Gay-marriage supporters have framed the issue as a matter of equality for all families, straight or gay. Opponents say that allowing same-sex couples to wed would be a dangerous social experiment and that Maine's domestic registry law could simply be bolstered to give gays additional legal rights.

"The stakes are very high for both sides. The gay marriage community has never won at the ballot box before on a straight up-or-down vote," said Frank Schubert, who coordinated the campaign to override California's highest court and repeal gay marriage there.

Over the past five years, 26 states have passed constitutional amendments limiting marriage to a man and a woman.

The Maine law was passed by the Legislature last spring but never went into effect because of a petition drive by opponents. Five other states have legalized gay marriage: Connecticut, Massachusetts, New Hampshire and Vermont — all in New England — and Iowa. All five of them did it by way of court or legislative action, not referendums.

"California was just a dress rehearsal for Maine," said Christian Potholm, a political science professor at Bowdoin College in Brunswick.

In related action Tuesday, voters in Washington state will decide whether to expand their domestic partnership law, and people in Kalamazoo, Mich., will consider whether to prohibit discrimination against gays.

In Portland, boisterous supporters of gay marriage — many of them students — far outnumbered the other side at the University of Southern Maine debate last week.

Enthusiasm for gay marriage has swept the campus, said Leigh Charest, 19. "People feel it's right and they want to do as much as they can," Charest said.

In addition to reaching out to young people, gay-marriage defenders have tried to make the campaign about the "Maine values" of personal freedom — the flinty, just-let-me-be attitude embodied by Maine's rugged lobstermen, loggers and outdoorsmen.

The pro-gay-marriage side has "very adeptly said this is not a campaign about telling people what they have to do. It's about allowing people the independence to do what they want to do. That's a basic, firm Maine value," said Sandy Maisel, director of the Goldfarb Center for Public Affairs and Civic Engagement at Colby College in Waterville.

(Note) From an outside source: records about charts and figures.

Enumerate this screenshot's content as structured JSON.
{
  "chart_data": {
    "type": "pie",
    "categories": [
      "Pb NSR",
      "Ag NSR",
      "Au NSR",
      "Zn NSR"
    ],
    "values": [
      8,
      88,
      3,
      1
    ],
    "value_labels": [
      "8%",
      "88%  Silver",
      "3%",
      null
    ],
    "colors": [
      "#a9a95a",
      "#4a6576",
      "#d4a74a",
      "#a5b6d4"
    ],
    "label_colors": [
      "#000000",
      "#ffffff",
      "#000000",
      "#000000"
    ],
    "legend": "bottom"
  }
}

Philip Spooner, an 87-year-old World War II medic and ambulance driver, became an Internet sensation thanks to his testimony in favor of gay marriage at a public hearing.

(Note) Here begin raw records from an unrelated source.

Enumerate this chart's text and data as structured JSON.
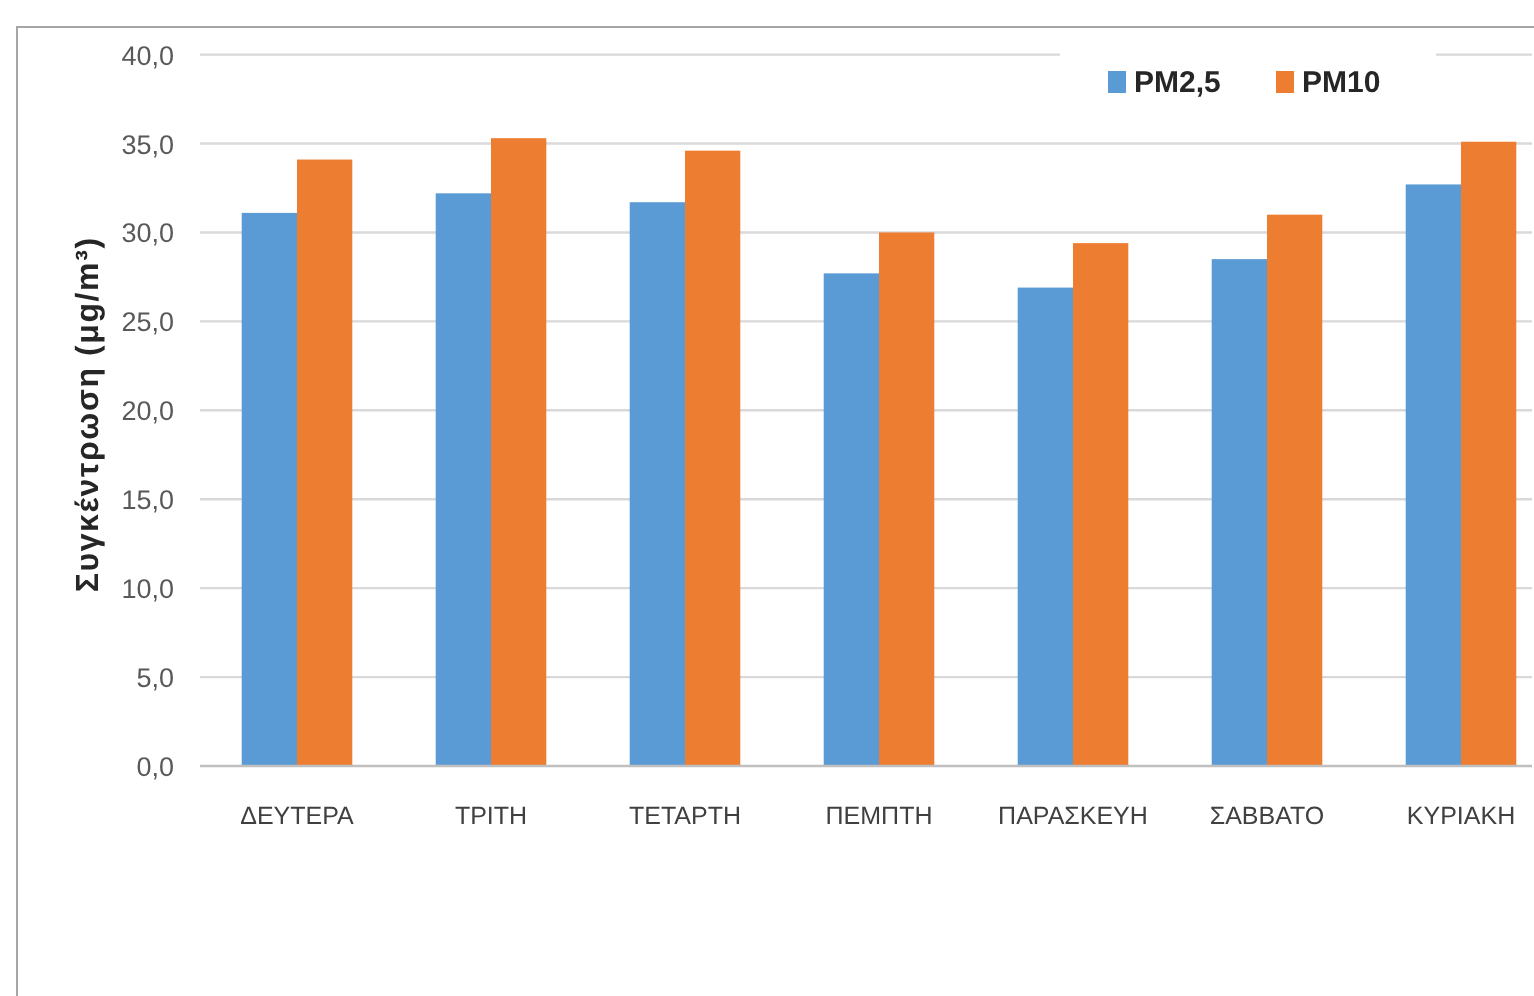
{
  "chart_data": {
    "type": "bar",
    "ylabel": "Συγκέντρωση (μg/m³)",
    "categories": [
      "ΔΕΥΤΕΡΑ",
      "ΤΡΙΤΗ",
      "ΤΕΤΑΡΤΗ",
      "ΠΕΜΠΤΗ",
      "ΠΑΡΑΣΚΕΥΗ",
      "ΣΑΒΒΑΤΟ",
      "ΚΥΡΙΑΚΗ"
    ],
    "series": [
      {
        "name": "PM2,5",
        "color": "#5b9bd5",
        "values": [
          31.1,
          32.2,
          31.7,
          27.7,
          26.9,
          28.5,
          32.7
        ]
      },
      {
        "name": "PM10",
        "color": "#ed7d31",
        "values": [
          34.1,
          35.3,
          34.6,
          30.0,
          29.4,
          31.0,
          35.1
        ]
      }
    ],
    "ylim": [
      0,
      40
    ],
    "yticks": [
      {
        "value": 0,
        "label": "0,0"
      },
      {
        "value": 5,
        "label": "5,0"
      },
      {
        "value": 10,
        "label": "10,0"
      },
      {
        "value": 15,
        "label": "15,0"
      },
      {
        "value": 20,
        "label": "20,0"
      },
      {
        "value": 25,
        "label": "25,0"
      },
      {
        "value": 30,
        "label": "30,0"
      },
      {
        "value": 35,
        "label": "35,0"
      },
      {
        "value": 40,
        "label": "40,0"
      }
    ],
    "grid": "y",
    "legend": "top right"
  }
}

On the video, viewed more than a half-million times on YouTube, the retired truck driver and laundry operator and lifelong Republican from Biddeford said he raised four boys — three straight, one gay — and expected them to be treated the same.

"It takes all kinds of people to make the world go," he said. "It doesn't make sense that some people who love each other can marry and others can't, just because of who they are. This is what we fought for in World War II, that idea that we can be different and still be equal."

As in California, the National Organization for Marriage has been a major contributor, funneling $1.5 million to those fighting same-sex marriage in Maine.

The New Jersey-based organization has come under fire for refusing to release the names of its contributors as required by Maine law, saying the measure violates the First Amendment. The state ethics commission is investigating.